La première face se termine sur un sympathique mais anecdotique instrumental, "Get It Together". Une pièce menée, encore une fois, par l'orgue où cette fois-ci l'influence de Booker T paraît dominer. Certes, Farner n'est pas un technicien du clavier, jouant plutôt au feeling, mais il s'en sort assez bien. C'est cohérent et dans le ton. Le dernier mouvement laisse entrer de puissants choeurs féminins et, avec Farner scandant le titre, un voile tissé de Soul et de Gospel tombe délicatement sur le coda.
La seconde face, avec seulement trois morceaux, représente le principal attrait.
🚃 - "I Don't Have to Sing The Blues" témoigne de la volonté d'évolution du groupe. Et donc de Mark Farner, l'unique auteur-compositeur de ce disque (et du premier). Detroit n'est pas seulement ce lieu si propice à l'expansion du Rock-garage, du proto-Heavy-Metal et du Hard-rock corrosif, c'est également celui de la Soul. De la Motown qui a innondé les ondes radios du Michigan, et en conséquence, même le rocker le plus endurci de l'état n'a pu y échapper. Ce n'est donc pas contre-nature si Farner et ses acolytes vont progressivement imprégner et temporiser de plus en plus leur proto-hard-rock bruyant de Soul.

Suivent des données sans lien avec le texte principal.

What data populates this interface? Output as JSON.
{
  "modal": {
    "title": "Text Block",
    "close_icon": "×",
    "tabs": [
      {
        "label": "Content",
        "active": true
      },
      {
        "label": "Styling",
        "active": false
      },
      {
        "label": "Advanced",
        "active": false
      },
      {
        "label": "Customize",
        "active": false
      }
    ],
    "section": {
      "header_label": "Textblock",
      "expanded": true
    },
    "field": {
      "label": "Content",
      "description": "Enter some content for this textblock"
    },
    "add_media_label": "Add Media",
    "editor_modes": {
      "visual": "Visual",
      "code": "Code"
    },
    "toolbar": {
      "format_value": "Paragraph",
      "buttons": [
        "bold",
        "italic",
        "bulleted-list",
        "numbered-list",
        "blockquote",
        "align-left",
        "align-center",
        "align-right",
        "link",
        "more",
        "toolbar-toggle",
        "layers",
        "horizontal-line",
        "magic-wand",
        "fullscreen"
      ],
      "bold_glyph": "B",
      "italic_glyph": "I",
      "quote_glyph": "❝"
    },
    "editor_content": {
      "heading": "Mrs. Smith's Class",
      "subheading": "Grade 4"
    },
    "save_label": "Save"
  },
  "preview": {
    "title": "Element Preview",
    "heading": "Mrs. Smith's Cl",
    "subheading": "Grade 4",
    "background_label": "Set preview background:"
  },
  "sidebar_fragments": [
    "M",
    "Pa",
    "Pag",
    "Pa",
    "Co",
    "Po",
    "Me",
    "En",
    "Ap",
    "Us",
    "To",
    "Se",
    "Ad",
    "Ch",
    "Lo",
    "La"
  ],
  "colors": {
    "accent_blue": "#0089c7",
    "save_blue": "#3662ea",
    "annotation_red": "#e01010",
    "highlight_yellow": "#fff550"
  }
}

🚃 - Avec Hooked on Love », Farner a définitivement délaissé la fuzz au profit d'un son crunchy naturel, s'alignant, en terme de tonalité, bien moins avec celui de ses collègues de Detroit qu'avec les bluesmen de Chicago. Evoluant dans un mid-tempo, le soutien d'un ensemble de choristes d'obédience Motown, mue la musique de GFR en Heavy-Soul-rock - quelques années avant Humble Pie et son virage avec "Eat It" -. Le break surprend avec son développement « punkoïde », avant l'heure (sauf si l'on considère que le punk est né à Détroit et ses alentours ...). Cette chanson annonce la direction de la prochaine galette, « Survival ».
🚃 - « I'm your Captain (Closer to Home)» est une belle composition, plutôt ambitieuse pour le Grand Funk d'alors. Si les paroles et l'air, par leur simplicité, sont mnémoniques, la musique est plus ambitieuse. Ce serait une forme de Pop-rock-folk, ou de Heavy-rock tendance flower-power (une sorte de « Gérard Palaprat en mode Heavy » 😊), qui se présente en deux parties. La seconde étant pratiquement Progressive (3), marquée par l'intervention d'une flûte traversière, de violons, et de petits s'oizieaux .... Une idée de Terry Knight qui a dépêché l'Orchestre de Cleveland pour les arrangements. (Une surprise que le trio n'a pu écouter qu'une fois le produit fini. Et qu'il a acclamée). Elle se termine sur la répétition des paroles « I'm getting closer to my Home », donnant le titre à l'album. On aurait pu nager dans le niais, le sirupeux, mais non, c'est une pièce maîtresse.
On a peine à croire que le groupe interprétant cette chanson et celui du violent et préhistorique "Live Album", sorti la même année, sont bien les mêmes.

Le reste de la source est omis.